Cyan's Blog

Search

Search IconIcon to open search

Why_do_cost_functions_use_the_square_error

Last updated Jul 31, 2021 Edit Source

# Why do cost functions use the square error?

2021-07-31

Tags: #MachineLearning #CostFunction #MeanSquareError

Reference: StackExchange: why-do-cost-functions-use-the-square-error?

StackExchange上面一个关于均方差的一个很好的解释, 翻译如下:

# Question:

I’m just getting started with some machine learning, and until now I have been dealing with linear regression over one variable. I have learnt that there is a hypothesis, which is: $h_{\theta}(x)=\theta_{0}+\theta_{1} x$ To find out good values for the parameters $\theta_{0}$ and $\theta_{1}$ we want to minimize the difference between the calculated result and the actual result of our test data. So we subtract $h_{\theta}\left(x^{(i)}\right)-y^{(i)}$ for all $i$ from 1 to $m$. Hence we calculate the sum over this difference and then calculate the average by multiplying the sum by $\frac{1}{m}$. So far, so good. This would result in: $\frac{1}{m} \sum_{i=1}^{m} \left(h_{\theta}\left(x^{(i)}\right)-y^{(i)}\right)$ But this is not what has been suggested. Instead the course suggests to take the square value of the difference, and to multiply by $\frac{1}{2 m}$. So the formula is: $\frac{1}{2 m} \sum_{i=1}^{m}\left(h_{\theta}\left(x^{(i)}\right)-y^{(i)}\right)^{2}$ Why is that? Why do we use the square function here, and why do we multiply by $\frac{1}{2 m}$ instead of $\frac{1}{m} ?$

我是一个机器学习的初学者, 现在正在学习一元线性回归问题. 我学到了下面这个假设函数: $h_{\theta}(x)=\theta_{0}+\theta_{1} x$ 为了找到参数$\theta_{0}$ 和 $\theta_{1}$ 的最优值, 我们需要使预测值与真实值之间的误差最小, 所以我们把他们相减: $h_{\theta}\left(x^{(i)}\right)-y^{(i)}$ 其中 $i$ 取遍 $1$ 到 $m$. 然后我们计算所有误差的和, 并且乘上 $\frac{1}{m}$得到误差的平均数, 得到: $\frac{1}{m} \sum_{i=1}^{m} \left(h_{\theta}\left(x^{(i)}\right)-y^{(i)}\right)$ 但是这并不是正确的公式, 课程里面说我们需要把误差进行平方, 然后乘以$\frac{1}{2 m}$, 所以应该是 $\frac{1}{2 m} \sum_{i=1}^{m}\left(h_{\theta}\left(x^{(i)}\right)-y^{(i)}\right)^{2}$ 为什么要这样做? 为什么我们需要将误差进行平方, 并且乘上$\frac{1}{2 m}$ 而不是 $\frac{1}{m} ?$

# Answer:

Your loss function would not work because it incentivizes setting $\theta_{1}$ to any finite value and $\theta_{0}$ to $-\infty$.
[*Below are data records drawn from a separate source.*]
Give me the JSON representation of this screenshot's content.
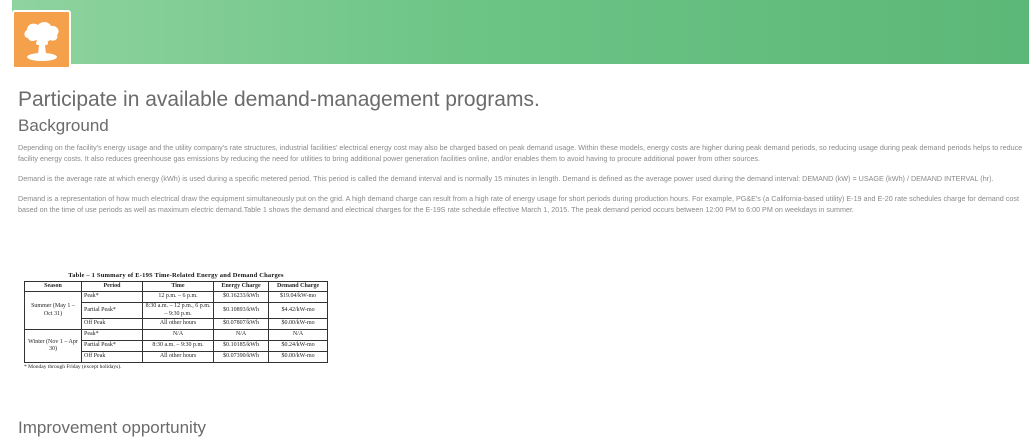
{
  "colors": {
    "header_green": "#6cc485",
    "logo_orange": "#f5a04a"
  },
  "logo": {
    "icon": "mushroom-cloud-icon"
  },
  "page_title": "Participate in available demand-management programs.",
  "background": {
    "title": "Background",
    "paragraphs": [
      "Depending on the facility's energy usage and the utility company's rate structures, industrial facilities' electrical energy cost may also be charged based on peak demand usage. Within these models, energy costs are higher during peak demand periods, so reducing usage during peak demand periods helps to reduce facility energy costs. It also reduces greenhouse gas emissions by reducing the need for utilities to bring additional power generation facilities online, and/or enables them to avoid having to procure additional power from other sources.",
      "Demand is the average rate at which energy (kWh) is used during a specific metered period. This period is called the demand interval and is normally 15 minutes in length. Demand is defined as the average power used during the demand interval:  DEMAND (kW) = USAGE (kWh) / DEMAND INTERVAL (hr).",
      "Demand is a representation of how much electrical draw the equipment simultaneously put on the grid. A high demand charge can result from a high rate of energy usage for short periods during production hours. For example, PG&E's (a California-based utility) E-19 and E-20 rate schedules charge for demand cost based on the time of use periods as well as maximum electric demand.Table 1 shows the demand and electrical charges for the E-19S rate schedule effective March 1, 2015. The peak demand period occurs between 12:00 PM to 6:00 PM on weekdays in summer."
    ]
  },
  "table": {
    "caption": "Table – 1 Summary of E-19S Time-Related Energy and Demand Charges",
    "headers": [
      "Season",
      "Period",
      "Time",
      "Energy Charge",
      "Demand Charge"
    ],
    "seasons": {
      "summer": "Summer (May 1 – Oct 31)",
      "winter": "Winter (Nov 1 – Apr 30)"
    },
    "rows": [
      {
        "period": "Peak*",
        "time": "12 p.m. – 6 p.m.",
        "energy": "$0.16233/kWh",
        "demand": "$19.04/kW-mo"
      },
      {
        "period": "Partial Peak*",
        "time": "8:30 a.m. – 12 p.m., 6 p.m. – 9:30 p.m.",
        "energy": "$0.10893/kWh",
        "demand": "$4.42/kW-mo"
      },
      {
        "period": "Off Peak",
        "time": "All other hours",
        "energy": "$0.07807/kWh",
        "demand": "$0.00/kW-mo"
      },
      {
        "period": "Peak*",
        "time": "N/A",
        "energy": "N/A",
        "demand": "N/A"
      },
      {
        "period": "Partial Peak*",
        "time": "8:30 a.m. – 9:30 p.m.",
        "energy": "$0.10185/kWh",
        "demand": "$0.24/kW-mo"
      },
      {
        "period": "Off Peak",
        "time": "All other hours",
        "energy": "$0.07390/kWh",
        "demand": "$0.00/kW-mo"
      }
    ],
    "footnote": "* Monday through Friday (except holidays)."
  },
  "improvement": {
    "title": "Improvement opportunity"
  }
}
Let’s call $r(x, y)=\frac{1}{m} \sum_{i=1}^{m} \left(h_{\theta}\left(x^{(i)}\right)-y\right)$ the residual for $h$.

Your goal is to make $r$ as close to zero as possible, not just minimize it. A high negative value is just as bad as a high positive value.

EDIT: You can counter this by artificially limiting the parameter space $\boldsymbol{\Theta}$ (e.g. you want $\left|\theta_{0}\right|<\mathbf{1 0}$ ). In this case, the optimal parameters would lie on certain points on the boundary of the parameter space. See https://math.stackexchange.com/q/896388/12467. This is not what you want.
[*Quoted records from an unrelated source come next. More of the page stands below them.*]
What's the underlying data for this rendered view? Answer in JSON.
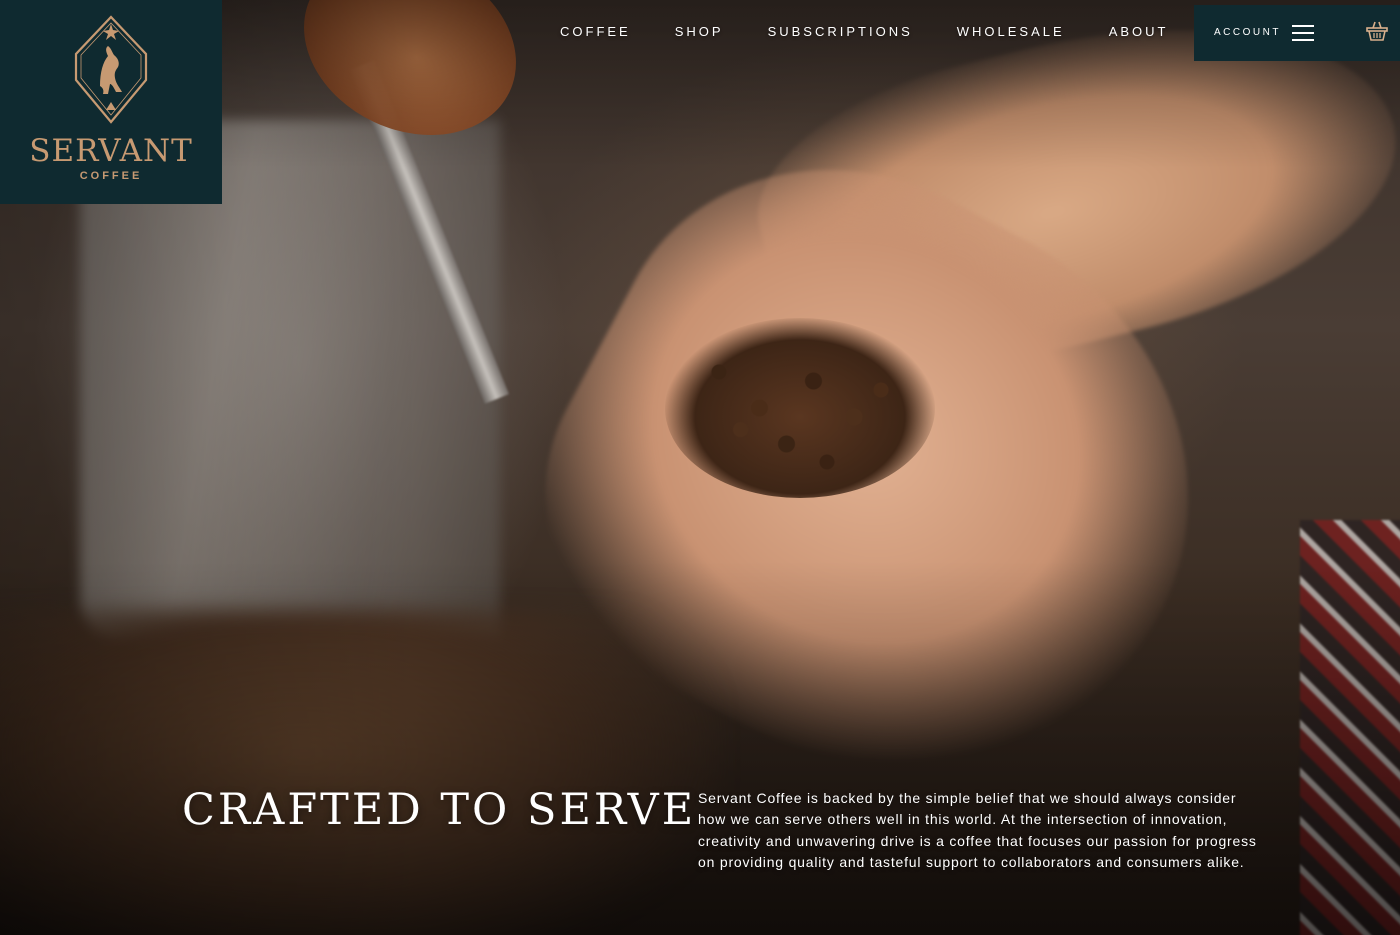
{
  "logo": {
    "name": "SERVANT",
    "sub": "COFFEE"
  },
  "nav": {
    "items": [
      "COFFEE",
      "SHOP",
      "SUBSCRIPTIONS",
      "WHOLESALE",
      "ABOUT"
    ]
  },
  "account": {
    "label": "ACCOUNT",
    "menu_icon": "hamburger-menu-icon",
    "cart_icon": "shopping-basket-icon"
  },
  "hero": {
    "headline": "CRAFTED TO SERVE",
    "body": "Servant Coffee is backed by the simple belief that we should always consider how we can serve others well in this world. At the intersection of innovation, creativity and unwavering drive is a coffee that focuses our passion for progress on providing quality and tasteful support to collaborators and consumers alike."
  },
  "colors": {
    "brand_dark": "#0f2a30",
    "brand_copper": "#c79a72",
    "text_light": "#ffffff"
  }
}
# Why do we use the square loss

The squared error forces $h(x)$ and $y$ to match. It’s minimized at $\boldsymbol{u}=v$, if possible, and is always $\geq 0$, because it’s a square of the real number $\boldsymbol{u}-\boldsymbol{v}$.

$|\boldsymbol{u}-\boldsymbol{v}|$ would also work for the above purpose, as would $(\boldsymbol{u}-\boldsymbol{v})^{2 n}$, with $\boldsymbol{n}$ some positive integer. The first of these is actually used (it’s called the $\ell_{1}$ loss; you might also come across the $\ell_{2}$ loss, which is another name for squared error).

So, why is the squared loss better than these? This is a deep question related to the link between Frequentist and Bayesian inference. In short, the squared error relates to Gaussian Noise.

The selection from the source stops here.